Taylor is the cofounder of AI startup Sierra, the chairman of OpenAI, and a board member of Shopify.

== Early life and education ==
Bret Taylor was born in Oakland, California, in 1980, primarily growing up in the East Bay. He graduated from Acalanes High School in Lafayette, California, in 1998. Taylor attended Stanford University, where he received his bachelor's and master's degrees in computer science in 2002 and 2003,. His parents and older sister also attended Stanford.

== Career ==
In 2003, Taylor was hired by Marissa Mayer as an associate product manager intern at Google. He led the team working on features such as Search by Location and Google Local, which were predecessors to Google Maps.

Taylor left Google in June 2007 to join venture capital firm Benchmark Capital as an entrepreneur-in-residence, where he and several former Google employees founded the social network web site FriendFeed. Taylor was CEO until August 2009, when it was acquired by Facebook Inc. (now known as Meta Platforms) for an estimated $50 million. The acquisition led to Facebook adopting the "Like" button from FriendFeed. After the acquisition, Taylor joined Facebook and became CTO in 2010.

In 2012, Taylor left Facebook to found Quip, a competitor to Google Docs. Quip was acquired by Salesforce in 2016. That year, Twitter, Inc. announced Taylor's appointment to their board of directors. In 2021, he became chairman of the company. He remained in the position until the entire board was dissolved following the acquisition of Twitter by Elon Musk in October 2022.

In 2017, Taylor became chief product officer at Salesforce. He was named president and chief operating officer two years later. As COO, Taylor led Salesforce's acquisition of Slack Technologies, which closed in 2021. He also led the creation of a system dubbed Customer 360 at Salesforce and started an associate product manager program at the company. In November 2021, Taylor was named vice chair and co-CEO at Salesforce.

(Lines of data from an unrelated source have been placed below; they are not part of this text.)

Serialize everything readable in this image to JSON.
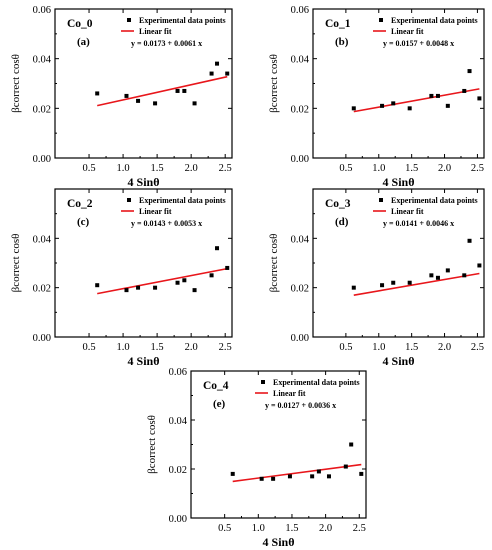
{
  "chart_data": [
    {
      "type": "scatter",
      "title": "Co_0",
      "panel_label": "(a)",
      "xlabel": "4 Sinθ",
      "ylabel": "βcorrect cosθ",
      "xlim": [
        0.0,
        2.6
      ],
      "ylim": [
        0.0,
        0.06
      ],
      "xticks": [
        "0.5",
        "1.0",
        "1.5",
        "2.0",
        "2.5"
      ],
      "yticks": [
        "0.00",
        "0.02",
        "0.04",
        "0.06"
      ],
      "legend_position": "top-right",
      "legend": [
        "Experimental data points",
        "Linear fit"
      ],
      "equation": "y = 0.0173 + 0.0061 x",
      "fit": {
        "intercept": 0.0173,
        "slope": 0.0061,
        "x_range": [
          0.62,
          2.53
        ]
      },
      "series": [
        {
          "name": "Experimental data points",
          "x": [
            0.62,
            1.05,
            1.22,
            1.47,
            1.8,
            1.9,
            2.05,
            2.3,
            2.38,
            2.53
          ],
          "y": [
            0.026,
            0.025,
            0.023,
            0.022,
            0.027,
            0.027,
            0.022,
            0.034,
            0.038,
            0.034
          ]
        }
      ]
    },
    {
      "type": "scatter",
      "title": "Co_1",
      "panel_label": "(b)",
      "xlabel": "4 Sinθ",
      "ylabel": "βcorrect cosθ",
      "xlim": [
        0.0,
        2.6
      ],
      "ylim": [
        0.0,
        0.06
      ],
      "xticks": [
        "0.5",
        "1.0",
        "1.5",
        "2.0",
        "2.5"
      ],
      "yticks": [
        "0.00",
        "0.02",
        "0.04",
        "0.06"
      ],
      "legend_position": "top-right",
      "legend": [
        "Experimental data points",
        "Linear fit"
      ],
      "equation": "y = 0.0157 + 0.0048 x",
      "fit": {
        "intercept": 0.0157,
        "slope": 0.0048,
        "x_range": [
          0.62,
          2.53
        ]
      },
      "series": [
        {
          "name": "Experimental data points",
          "x": [
            0.62,
            1.05,
            1.22,
            1.47,
            1.8,
            1.9,
            2.05,
            2.3,
            2.38,
            2.53
          ],
          "y": [
            0.02,
            0.021,
            0.022,
            0.02,
            0.025,
            0.025,
            0.021,
            0.027,
            0.035,
            0.024
          ]
        }
      ]
    },
    {
      "type": "scatter",
      "title": "Co_2",
      "panel_label": "(c)",
      "xlabel": "4 Sinθ",
      "ylabel": "βcorrect cosθ",
      "xlim": [
        0.0,
        2.6
      ],
      "ylim": [
        0.0,
        0.06
      ],
      "xticks": [
        "0.5",
        "1.0",
        "1.5",
        "2.0",
        "2.5"
      ],
      "yticks": [
        "0.00",
        "0.02",
        "0.04"
      ],
      "legend_position": "top-right",
      "legend": [
        "Experimental data points",
        "Linear fit"
      ],
      "equation": "y = 0.0143 + 0.0053 x",
      "fit": {
        "intercept": 0.0143,
        "slope": 0.0053,
        "x_range": [
          0.62,
          2.53
        ]
      },
      "series": [
        {
          "name": "Experimental data points",
          "x": [
            0.62,
            1.05,
            1.22,
            1.47,
            1.8,
            1.9,
            2.05,
            2.3,
            2.38,
            2.53
          ],
          "y": [
            0.021,
            0.019,
            0.02,
            0.02,
            0.022,
            0.023,
            0.019,
            0.025,
            0.036,
            0.028
          ]
        }
      ]
    },
    {
      "type": "scatter",
      "title": "Co_3",
      "panel_label": "(d)",
      "xlabel": "4 Sinθ",
      "ylabel": "βcorrect cosθ",
      "xlim": [
        0.0,
        2.6
      ],
      "ylim": [
        0.0,
        0.06
      ],
      "xticks": [
        "0.5",
        "1.0",
        "1.5",
        "2.0",
        "2.5"
      ],
      "yticks": [
        "0.00",
        "0.02",
        "0.04"
      ],
      "legend_position": "top-right",
      "legend": [
        "Experimental data points",
        "Linear fit"
      ],
      "equation": "y = 0.0141 + 0.0046 x",
      "fit": {
        "intercept": 0.0141,
        "slope": 0.0046,
        "x_range": [
          0.62,
          2.53
        ]
      },
      "series": [
        {
          "name": "Experimental data points",
          "x": [
            0.62,
            1.05,
            1.22,
            1.47,
            1.8,
            1.9,
            2.05,
            2.3,
            2.38,
            2.53
          ],
          "y": [
            0.02,
            0.021,
            0.022,
            0.022,
            0.025,
            0.024,
            0.027,
            0.025,
            0.039,
            0.029
          ]
        }
      ]
    },
    {
      "type": "scatter",
      "title": "Co_4",
      "panel_label": "(e)",
      "xlabel": "4 Sinθ",
      "ylabel": "βcorrect cosθ",
      "xlim": [
        0.0,
        2.6
      ],
      "ylim": [
        0.0,
        0.06
      ],
      "xticks": [
        "0.5",
        "1.0",
        "1.5",
        "2.0",
        "2.5"
      ],
      "yticks": [
        "0.00",
        "0.02",
        "0.04",
        "0.06"
      ],
      "legend_position": "top-right",
      "legend": [
        "Experimental data points",
        "Linear fit"
      ],
      "equation": "y = 0.0127 + 0.0036 x",
      "fit": {
        "intercept": 0.0127,
        "slope": 0.0036,
        "x_range": [
          0.62,
          2.53
        ]
      },
      "series": [
        {
          "name": "Experimental data points",
          "x": [
            0.62,
            1.05,
            1.22,
            1.47,
            1.8,
            1.9,
            2.05,
            2.3,
            2.38,
            2.53
          ],
          "y": [
            0.018,
            0.016,
            0.016,
            0.017,
            0.017,
            0.019,
            0.017,
            0.021,
            0.03,
            0.018
          ]
        }
      ]
    }
  ],
  "colors": {
    "points": "#000000",
    "fit_line": "#e8161b",
    "axes": "#000000"
  }
}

On November 30, 2022, it was announced that Taylor would be stepping down as co-CEO and vice chair at Salesforce at the end of January 2023. In February 2023, he co-founded an enterprise-focused artificial intelligence (AI) startup, Sierra, along with former Google executive Clay Bavor.

In November 2023, Taylor replaced Greg Brockman as chairman of OpenAI following the reconstitution of its board after Sam Altman was briefly ousted and reinstated as CEO. He has been on the board of Shopify since 2023.

In November 2025, Forbes recognized Taylor as a billionaire, primarily due to his roughly 25% stake in Sierra, valued at $10 billion at the time. The following month, he acquired an approximately 1% non‑controlling minority ownership stake in the San Francisco 49ers.

== Personal life ==
Taylor married Karen Padham in 2006, whom he met while working at Google. The couple has three children. Taylor has been called the Forrest Gump of Silicon Valley for his presence at numerous landmark moments.